I came up with this clarity that I offered to the classes:

Circle works because people are hungry for it. They may not know it, but what they are famished for is hope, awareness, and awakeness. When they can experience that and apply it to their context of work or community, it is life-changing.

What feels important to me in this is recognizing that most people aren’t that interested in being sold on a process. They are not looking for another “thing” (even though mechanized society has so often taught looking for “things”). The grand aha of it, so often, is that through the structure, the invitation, and the most simple questions to engage, people taste an increased honesty and vitality, that is sadly rare in contemporary organizational structure.

That’s the moment. When famished transposes to fulfilled. Even just for a moment.

What a delight to offer this class, and to strengthen use and practice of circle with these good people.

Inner + Outer

My friend Quanita Roberson reminds me, “there has to be an ‘I’ in team.” She’s pointing to the importance of a healthy and whole self, differentiated and present.

Another friend has recently pointed me to www.innerengineering.com, which offers practices from the yogic sciences on inner well-being.

Another colleague reminds me in our group facilitation and strategy work that “culture eats strategy for breakfast.” Plans may be brilliant. And necessary. Without a culture of support, or imagination, or connection — even brilliant plans wilt like water and sun deprived plants.

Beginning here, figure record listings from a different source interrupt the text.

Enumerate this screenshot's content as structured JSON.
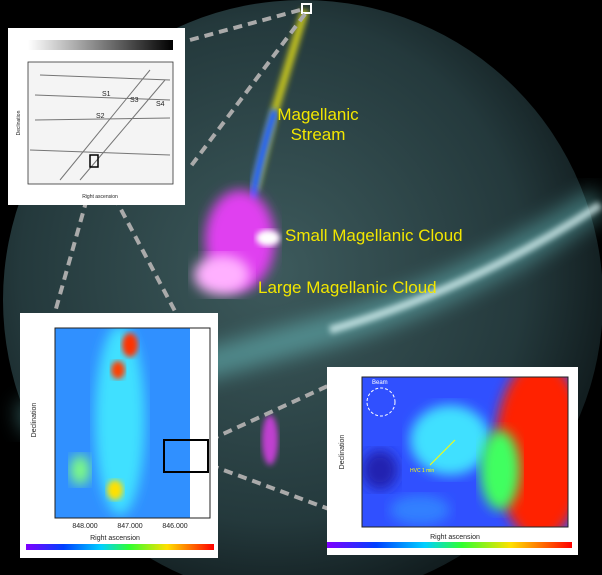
{
  "labels": {
    "stream": "Magellanic Stream",
    "smc": "Small Magellanic Cloud",
    "lmc": "Large Magellanic Cloud"
  },
  "inset_1": {
    "regions": [
      "S1",
      "S2",
      "S3",
      "S4"
    ],
    "y_label": "Declination",
    "x_label": "Right ascension"
  },
  "inset_2": {
    "y_label": "Declination",
    "x_label": "Right ascension",
    "x_ticks": [
      "848.000",
      "847.000",
      "846.000"
    ]
  },
  "inset_3": {
    "y_label": "Declination",
    "x_label": "Right ascension",
    "beam": "Beam",
    "marker": "HVC 1 min"
  }
}
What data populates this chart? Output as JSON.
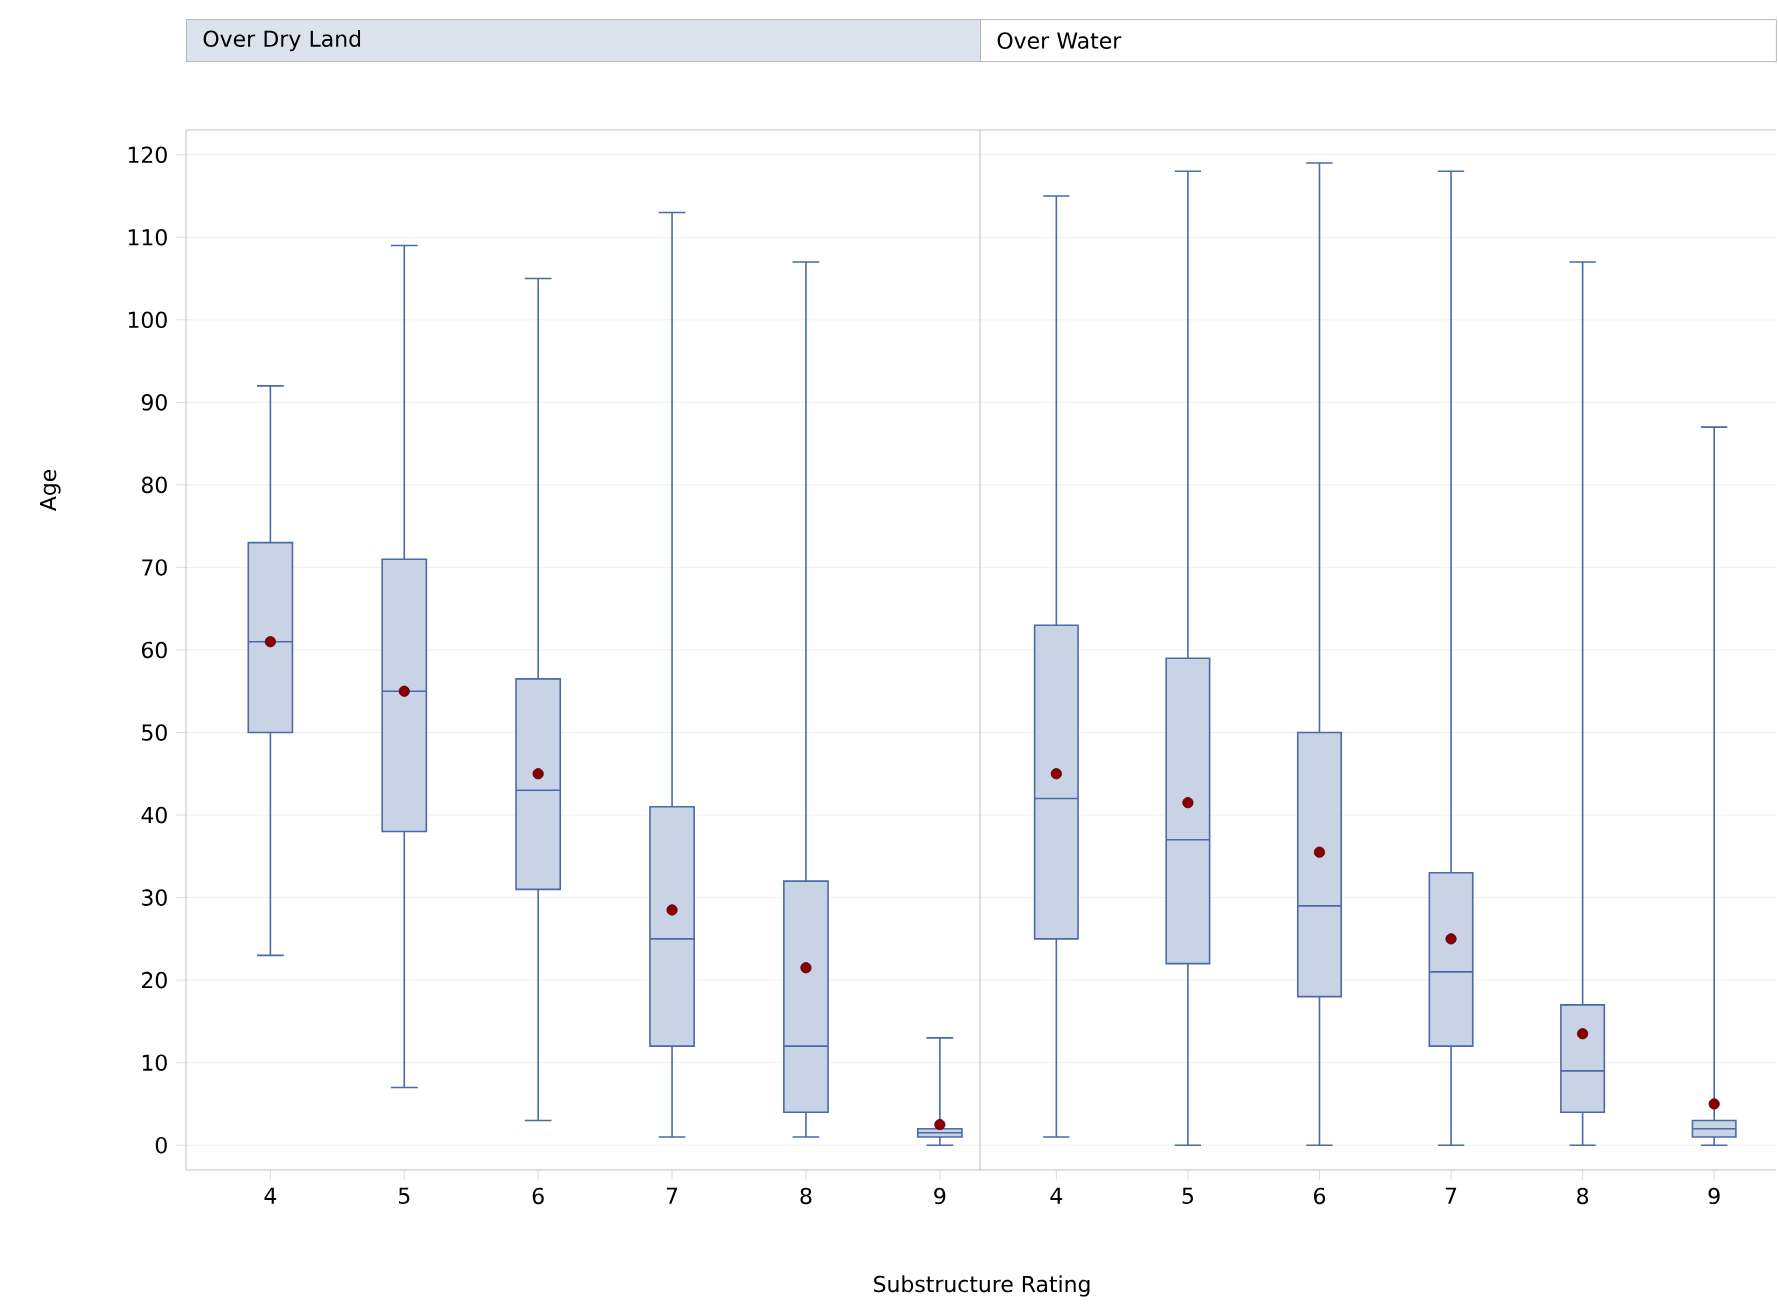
{
  "chart_data": [
    {
      "type": "box",
      "title": "Over Dry Land",
      "xlabel": "Substructure Rating",
      "ylabel": "Age",
      "categories": [
        "4",
        "5",
        "6",
        "7",
        "8",
        "9"
      ],
      "ylim": [
        -3,
        123
      ],
      "yticks": [
        0,
        10,
        20,
        30,
        40,
        50,
        60,
        70,
        80,
        90,
        100,
        110,
        120
      ],
      "grid": "y",
      "marker": "circle",
      "series": [
        {
          "color": "#4a6aa8",
          "boxes": [
            {
              "low": 23,
              "q1": 50,
              "median": 61,
              "q3": 73,
              "high": 92,
              "mean": 61
            },
            {
              "low": 7,
              "q1": 38,
              "median": 55,
              "q3": 71,
              "high": 109,
              "mean": 55
            },
            {
              "low": 3,
              "q1": 31,
              "median": 43,
              "q3": 56.5,
              "high": 105,
              "mean": 45
            },
            {
              "low": 1,
              "q1": 12,
              "median": 25,
              "q3": 41,
              "high": 113,
              "mean": 28.5
            },
            {
              "low": 1,
              "q1": 4,
              "median": 12,
              "q3": 32,
              "high": 107,
              "mean": 21.5
            },
            {
              "low": 0,
              "q1": 1,
              "median": 1.5,
              "q3": 2,
              "high": 13,
              "mean": 2.5
            }
          ]
        }
      ]
    },
    {
      "type": "box",
      "title": "Over Water",
      "categories": [
        "4",
        "5",
        "6",
        "7",
        "8",
        "9"
      ],
      "ylim": [
        -3,
        123
      ],
      "yticks": [
        0,
        10,
        20,
        30,
        40,
        50,
        60,
        70,
        80,
        90,
        100,
        110,
        120
      ],
      "tick_labels": "x",
      "grid": "y",
      "marker": "circle",
      "series": [
        {
          "color": "#4a6aa8",
          "boxes": [
            {
              "low": 1,
              "q1": 25,
              "median": 42,
              "q3": 63,
              "high": 115,
              "mean": 45
            },
            {
              "low": 0,
              "q1": 22,
              "median": 37,
              "q3": 59,
              "high": 118,
              "mean": 41.5
            },
            {
              "low": 0,
              "q1": 18,
              "median": 29,
              "q3": 50,
              "high": 119,
              "mean": 35.5
            },
            {
              "low": 0,
              "q1": 12,
              "median": 21,
              "q3": 33,
              "high": 118,
              "mean": 25
            },
            {
              "low": 0,
              "q1": 4,
              "median": 9,
              "q3": 17,
              "high": 107,
              "mean": 13.5
            },
            {
              "low": 0,
              "q1": 1,
              "median": 2,
              "q3": 3,
              "high": 87,
              "mean": 5
            }
          ]
        }
      ]
    }
  ]
}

Beneath each of these reminders is an important teaching. The inner world has massive impact on the outer world. It’s way to easy, and seductive, and common to given 99% of our attention to things “out there”. And 99% of the time, it feels that attention to the “in here” is deemed wasteful, soft, or indulging.

It is my learning that people everywhere are ultimately hungry for the healthy internal (whether as a person or as a team or as a community) to be at the foundation of what is applied out there in our varied contexts of work and community.

My friend Kinde Nebeker and I continue to explore these teachings. Our medium together is The Inner and Outer of Evolutionary Leadership. Our next gathering is May 11, 2018 in Snowbird, Utah. I love the language we’ve created to find others that want to be in both the inner and the outer.

Please, peek your head up with us.

It’s the Story Under the Story That Changes Everything

Many of us, as formal and informal leaders, are learning that many of our most needed solutions do not exist in current systems of thought and practice. We work tenaciously in isolation, yet it is connection that brings creativity. We obsessively attribute causality to external circumstance, when it is internal awareness that holds greater promise for evolutionary contribution. Many of us know that we live in a time when we need further metamorphosis of our story of mechanical fidgeting with things and parts. We need awareness and alchemy to replace anxiety and authority that is ungrounded.

IOEL IV is for a different kind of leader and a different kind of story.

• for those irrepressibly compelled to burst into new understandings of reality and to share with their respective teams and organizations

• for those wishing to partner with life’s inherent organizing capacity in more organic, simple and life- enhancing ways

• for those willing to embody matured courage and presence to support real change

• for those hungry to wade further upstream to release us from the torrent of habits, individual and collective, that offer at best convenience and illusion of accomplishment

• for those who realize that the primary practice is consciousness, in which is embedded leadership in organizational system, not the other way around.

IOEL is not a therapy group. It is not a fix. It is a gentle, yet fierce commitment to get real (serious and playful) about exploring paradigmatic edges together and to call bullshit on antiquated yet still rewarded general practice. It is for those of daring to peek our heads above the fray to see who peeks with us. We are not alone.